Somehow, said eleven year old ends up weeping on her bed… overwhelmed by the choices she faces in the years ahead of her.

When she walks back into the kitchen, hair disheveled, nose red, eyes swollen, it is hard for me to breathe.

She is me. Crying as a child, the only daughter, realizing that one day, I would be the only one in my family with a different last name.

Why are you crying?”, my parents asked.

When I get married, I will no longer be a ‘VanBibber’. I will be different from the rest of you“, I replied.

Tonight’s conversation was that. And yet it also veered so far from those sentiments.

Why are you crying?”, we asked.

The girls in my class already know what they want to do when they grow up“, she replied.

But so do you. You want to own your own animation company and create cartoons. Have a cat of your own. See the world.”

(blank stare)


Their plan is to get married, have children and own a big giant house.

Suddenly, my self-confident child, so sure of her purpose and dreams, is doubtful.

Her dreams don’t look like everyone else’s.

And that makes her a target.

We want everyone to look like us. Dream like us. Think like us.

It makes us feel better about our own choices, doesn’t it?

But that doesn’t make those choices better, or more right for us.

And that doesn’t make them any more likely to come true. If being my own independent-free-spirited self and having four children has taught me anything it’s this: We aren’t all cut from the same cloth.

We all have different purposes, hopes and dreams.

Mama and Riggy, can I call you anytime I need advice, when I grow up?

Of course, Sweetness. We are always here for you.

Just be you, my sweet girl.

Just be you.

linked up with Just Write


  1. I was one of those kids too – the ones who could never put their finger on just what it was that I wanted to do or be or whatever. So I settled into a career that paid well, but that I loathe going to each and everyday. And now I’m just as lost as your 11 year old.

    • she actually is very clear about what she wants to do (waaay more than I was at that age). But that is also the very thing that makes her feel so different and confuses her.

      I did the same thing as you. Although I started out be very clear about what I wanted to be as an adult (an artist/illustrator/graphic designer) I took the safe root and ended up totally changing course. It did not bring happiness…

      (I think it is the other 11 year old girls who are struggling as we did…)

  2. Her dreams are BEAUTIFUL dreams. They may change over the years, but I hope she never loses them to the crowd. Beautifully written post, too.

    • thank you, Jade! That has always been my prayer for her. Since she was a baby, she has marched to her own beat, and I’ve always been concerned that somehow that would be beat out of her (figuratively).

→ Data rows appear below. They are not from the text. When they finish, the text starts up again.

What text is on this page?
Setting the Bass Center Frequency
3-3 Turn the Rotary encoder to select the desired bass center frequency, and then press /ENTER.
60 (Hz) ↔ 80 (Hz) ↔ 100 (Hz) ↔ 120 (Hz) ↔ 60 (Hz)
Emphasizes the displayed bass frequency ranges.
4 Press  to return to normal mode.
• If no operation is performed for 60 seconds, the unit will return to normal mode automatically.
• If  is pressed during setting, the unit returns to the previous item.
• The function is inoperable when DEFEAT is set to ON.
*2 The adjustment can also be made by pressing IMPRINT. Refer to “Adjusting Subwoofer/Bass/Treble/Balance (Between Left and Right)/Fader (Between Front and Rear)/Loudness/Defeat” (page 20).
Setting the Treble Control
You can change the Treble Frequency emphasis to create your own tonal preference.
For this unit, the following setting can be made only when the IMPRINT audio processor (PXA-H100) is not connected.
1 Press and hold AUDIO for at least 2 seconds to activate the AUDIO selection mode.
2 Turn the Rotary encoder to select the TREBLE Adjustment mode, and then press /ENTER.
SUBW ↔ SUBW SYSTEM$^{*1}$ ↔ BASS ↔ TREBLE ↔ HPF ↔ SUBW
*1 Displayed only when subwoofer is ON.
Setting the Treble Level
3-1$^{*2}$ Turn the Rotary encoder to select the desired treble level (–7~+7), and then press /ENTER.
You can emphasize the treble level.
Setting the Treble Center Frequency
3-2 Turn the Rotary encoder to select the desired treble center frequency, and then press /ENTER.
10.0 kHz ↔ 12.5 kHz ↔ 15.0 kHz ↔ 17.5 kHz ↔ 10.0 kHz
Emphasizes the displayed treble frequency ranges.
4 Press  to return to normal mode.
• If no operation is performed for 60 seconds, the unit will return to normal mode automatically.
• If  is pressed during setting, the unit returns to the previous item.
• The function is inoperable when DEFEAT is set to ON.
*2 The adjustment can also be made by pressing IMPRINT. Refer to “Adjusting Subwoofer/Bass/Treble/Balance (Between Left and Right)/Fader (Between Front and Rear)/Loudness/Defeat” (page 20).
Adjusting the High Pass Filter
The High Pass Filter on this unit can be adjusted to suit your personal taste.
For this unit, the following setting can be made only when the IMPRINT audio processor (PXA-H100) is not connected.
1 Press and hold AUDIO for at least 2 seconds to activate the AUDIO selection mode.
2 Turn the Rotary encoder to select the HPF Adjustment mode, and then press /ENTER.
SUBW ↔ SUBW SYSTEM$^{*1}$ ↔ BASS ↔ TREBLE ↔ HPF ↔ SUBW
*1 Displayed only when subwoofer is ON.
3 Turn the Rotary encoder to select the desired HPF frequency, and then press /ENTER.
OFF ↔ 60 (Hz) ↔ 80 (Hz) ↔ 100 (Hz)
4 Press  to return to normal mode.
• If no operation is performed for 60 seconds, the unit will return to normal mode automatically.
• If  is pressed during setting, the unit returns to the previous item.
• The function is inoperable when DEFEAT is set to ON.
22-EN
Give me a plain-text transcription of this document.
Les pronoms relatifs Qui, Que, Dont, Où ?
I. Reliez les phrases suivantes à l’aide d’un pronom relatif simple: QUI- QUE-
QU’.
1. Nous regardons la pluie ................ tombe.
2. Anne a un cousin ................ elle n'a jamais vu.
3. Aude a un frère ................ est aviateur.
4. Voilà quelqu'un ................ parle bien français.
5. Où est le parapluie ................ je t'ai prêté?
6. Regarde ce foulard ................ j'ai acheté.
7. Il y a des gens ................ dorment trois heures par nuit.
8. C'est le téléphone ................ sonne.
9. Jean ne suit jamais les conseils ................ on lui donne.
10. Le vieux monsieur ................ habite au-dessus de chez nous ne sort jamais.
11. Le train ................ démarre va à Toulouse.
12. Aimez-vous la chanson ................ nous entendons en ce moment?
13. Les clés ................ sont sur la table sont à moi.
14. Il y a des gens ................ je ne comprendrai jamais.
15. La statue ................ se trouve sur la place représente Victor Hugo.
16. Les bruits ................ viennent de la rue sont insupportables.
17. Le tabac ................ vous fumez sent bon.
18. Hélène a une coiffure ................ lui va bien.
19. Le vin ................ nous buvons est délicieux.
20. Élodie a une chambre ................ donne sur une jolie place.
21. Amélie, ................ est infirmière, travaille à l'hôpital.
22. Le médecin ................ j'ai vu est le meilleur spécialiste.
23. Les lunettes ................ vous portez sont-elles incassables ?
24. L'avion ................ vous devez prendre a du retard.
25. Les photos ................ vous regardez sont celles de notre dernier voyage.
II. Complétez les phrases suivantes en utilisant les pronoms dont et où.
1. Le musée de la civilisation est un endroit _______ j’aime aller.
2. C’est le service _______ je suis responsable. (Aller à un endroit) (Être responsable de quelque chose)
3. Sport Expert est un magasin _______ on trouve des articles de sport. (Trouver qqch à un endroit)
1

      The more I see her grow, the less I worry about that. But I also know that this will bring about new issues in upcoming years as other people label her ‘differen’t and ‘odd’…

  3. This made me tear up! Sweetie! Once you become a animator, you can own the BIGGEST house of all, have the best hubby of all, AND have kids. :) How wonderful! Her dreams sound awe-to-the-some to me! You go girl! Chase your dreams! :) blessings, cat

    • That’s my thought too, Cat! (and Randy and I will come swim in her pool!! :)

      She’s my independent, free-spirited, free-thinker girl!

  4. I so wish that the pull to fit in wasn’t so unbelievably strong at that age. All that we want is to not be differentiatable, which is the opposite of what we SHOULD want!! I remember those feelings all too well. I wonder how we can teach our kids that they should want to be different, want to be individuals, and want to not be like everyone else?